The upsets: Parity really does exist in the NHL. And the lesson is that if you can just get to the playoffs, you can go far because teams that barely squeak into the playoffs have knocked out teams that finished in another postal code -- despite the odds. The Flyers rebounded from losing the first three games of round two against Boston, which was historic if not necessarily an upset coming against a team that barely finished ahead in the standings. Still, Phoenix was an underdog that forced a Game 7 at home against Detroit, and the Kings were killing the Canucks for several games with their power play, but the poster kids were in Montreal where the Canadiens beat Presidents' Trophy-winning Washington and defending Stanley Cup-champion Pittsburgh. Those were upsets in every sense of the term, not the least reason being that both took Game 7 wins on the road.

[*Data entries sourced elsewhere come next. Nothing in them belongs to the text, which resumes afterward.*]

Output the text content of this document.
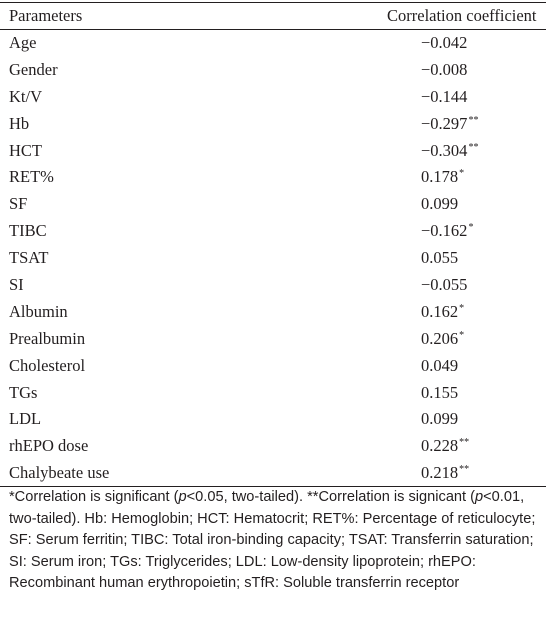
Parameters	Correlation coefficient
Age	−0.042
Gender	−0.008
Kt/V	−0.144
Hb	−0.297**
HCT	−0.304**
RET%	0.178*
SF	0.099
TIBC	−0.162*
TSAT	0.055
SI	−0.055
Albumin	0.162*
Prealbumin	0.206*
Cholesterol	0.049
TGs	0.155
LDL	0.099
rhEPO dose	0.228**
Chalybeate use	0.218**
*Correlation is significant (p<0.05, two-tailed). **Correlation is signicant (p<0.01, two-tailed). Hb: Hemoglobin; HCT: Hematocrit; RET%: Percentage of reticulocyte; SF: Serum ferritin; TIBC: Total iron-binding capacity; TSAT: Transferrin saturation; SI: Serum iron; TGs: Triglycerides; LDL: Low-density lipoprotein; rhEPO: Recombinant human erythropoietin; sTfR: Soluble transferrin receptor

The breakout stars: In the Finals, chances are you finally noticed how good a center Philadelphia’s Claude Giroux really is. Teammate Ville Leino probably caught your eye, while the same thing goes for Chicago’s Dave Bolland and Kris Versteeg. But several other young players grew up fast in this postseason, despite being long gone by the time the Finals began. Among them Canadiens goalie Jaroslav Halak, Ottawa rookie Erik Karlsson, Kings defenseman Drew Doughty, San Jose’s Joe Pavelski and Boston’s David Krejci.
Top 10 moments
1. Patrick Kane’s on-ice celebration in overtime, while everyone else was trying to figure why he was so happy.
2. Flyers captain Mike Richards coming from behind the Chicago net to steal the puck from Niklas Hjarmalsson and score a shorthanded goal in Game 4.

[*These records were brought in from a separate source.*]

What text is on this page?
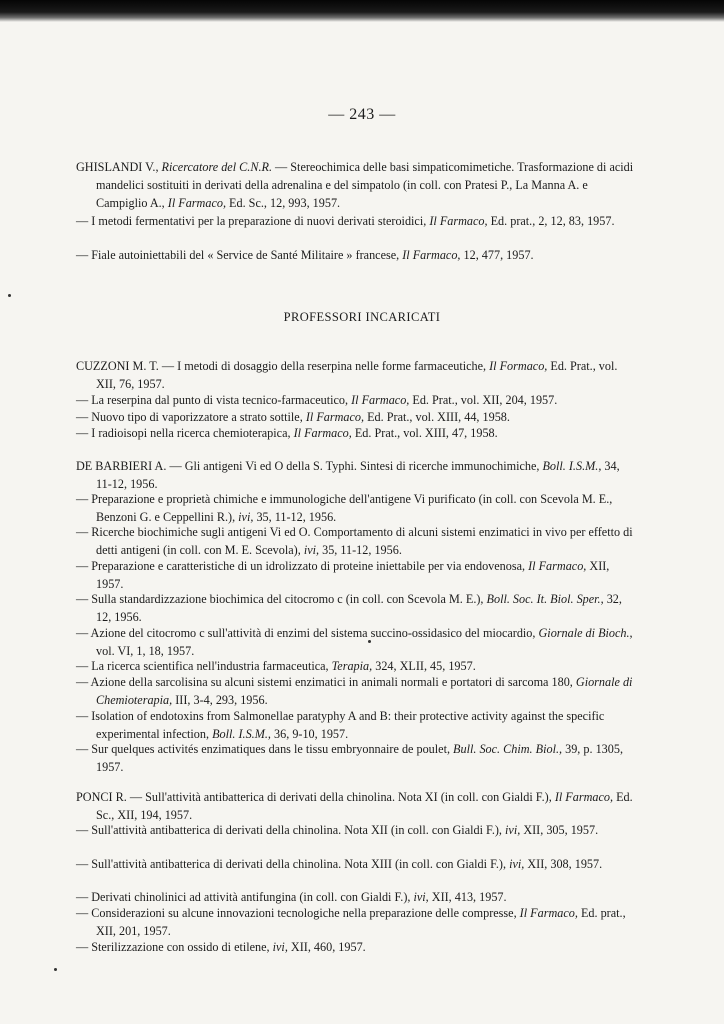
— 243 —
GHISLANDI V., Ricercatore del C.N.R. — Stereochimica delle basi simpaticomimetiche. Trasformazione di acidi mandelici sostituiti in derivati della adrenalina e del simpatolo (in coll. con Pratesi P., La Manna A. e Campiglio A., Il Farmaco, Ed. Sc., 12, 993, 1957.
— I metodi fermentativi per la preparazione di nuovi derivati steroidici, Il Farmaco, Ed. prat., 2, 12, 83, 1957.
— Fiale autoiniettabili del « Service de Santé Militaire » francese, Il Farmaco, 12, 477, 1957.
PROFESSORI INCARICATI
CUZZONI M. T. — I metodi di dosaggio della reserpina nelle forme farmaceutiche, Il Formaco, Ed. Prat., vol. XII, 76, 1957.
— La reserpina dal punto di vista tecnico-farmaceutico, Il Farmaco, Ed. Prat., vol. XII, 204, 1957.
— Nuovo tipo di vaporizzatore a strato sottile, Il Farmaco, Ed. Prat., vol. XIII, 44, 1958.
— I radioisopi nella ricerca chemioterapica, Il Farmaco, Ed. Prat., vol. XIII, 47, 1958.
DE BARBIERI A. — Gli antigeni Vi ed O della S. Typhi. Sintesi di ricerche immunochimiche, Boll. I.S.M., 34, 11-12, 1956.
— Preparazione e proprietà chimiche e immunologiche dell'antigene Vi purificato (in coll. con Scevola M. E., Benzoni G. e Ceppellini R.), ivi, 35, 11-12, 1956.
— Ricerche biochimiche sugli antigeni Vi ed O. Comportamento di alcuni sistemi enzimatici in vivo per effetto di detti antigeni (in coll. con M. E. Scevola), ivi, 35, 11-12, 1956.
— Preparazione e caratteristiche di un idrolizzato di proteine iniettabile per via endovenosa, Il Farmaco, XII, 1957.
— Sulla standardizzazione biochimica del citocromo c (in coll. con Scevola M. E.), Boll. Soc. It. Biol. Sper., 32, 12, 1956.
— Azione del citocromo c sull'attività di enzimi del sistema succino-ossidasico del miocardio, Giornale di Bioch., vol. VI, 1, 18, 1957.
— La ricerca scientifica nell'industria farmaceutica, Terapia, 324, XLII, 45, 1957.
— Azione della sarcolisina su alcuni sistemi enzimatici in animali normali e portatori di sarcoma 180, Giornale di Chemioterapia, III, 3-4, 293, 1956.
— Isolation of endotoxins from Salmonellae paratyphy A and B: their protective activity against the specific experimental infection, Boll. I.S.M., 36, 9-10, 1957.
— Sur quelques activités enzimatiques dans le tissu embryonnaire de poulet, Bull. Soc. Chim. Biol., 39, p. 1305, 1957.
PONCI R. — Sull'attività antibatterica di derivati della chinolina. Nota XI (in coll. con Gialdi F.), Il Farmaco, Ed. Sc., XII, 194, 1957.
— Sull'attività antibatterica di derivati della chinolina. Nota XII (in coll. con Gialdi F.), ivi, XII, 305, 1957.
— Sull'attività antibatterica di derivati della chinolina. Nota XIII (in coll. con Gialdi F.), ivi, XII, 308, 1957.
— Derivati chinolinici ad attività antifungina (in coll. con Gialdi F.), ivi, XII, 413, 1957.
— Considerazioni su alcune innovazioni tecnologiche nella preparazione delle compresse, Il Farmaco, Ed. prat., XII, 201, 1957.
— Sterilizzazione con ossido di etilene, ivi, XII, 460, 1957.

3. Dustin Byfuglien flattening Chris Pronger in Game 5 and making an even bigger statement with two goals and two assists in a pivotal game.
4. Sidney Crosby playing catch-me-if-you can with Ottawa’s Jason Spezza behind the net before setting up the winning goal for Pittsburgh in Game 2 of their series.
5. The Sharks’ Dan Boyle making a bad pass that ended up in his own net to give Colorado an overtime win over San Jose after being outshot by 51-16 in the game.
6. Boston’s 42-year-old Mark Recchi separating Buffalo’s Tim Kennedy from the puck deep in Buffalo’s end before setting up the winning goal in Game 3 of the opening round.
7. The fancy footwork by Philadelphia’s Giroux on the Game 3 overtime winner against Chicago after the Flyers had a goal called back on review moments earlier.
8. Bolland agitating San Jose’ Joe Thornton enough to draw a slashing penalty off a faceoff that created a pivotal power play in Game 2, the game that turned the series for Chicago.
9. Patrick Kane’s shorthanded goal in the dying seconds of Game 5 against Nashville. It set the stage for an overtime win that kept Chicago's Cup run from being derailed almost before it started.
10. All of Chris Pronger’s podium sessions with the media during the Stanley Cup Finals.
They said it
"There’s an awful lot of you guys and it's an awful lot of questions. Some of them can be monotonous, [but] I think we all understand the game is there for good entertainment. It's not every day you have the opportunity to be here at the Stanley Cup Finals. You have to relish it." -- Pronger on how he handled having been made available to the media on the very day of the Final.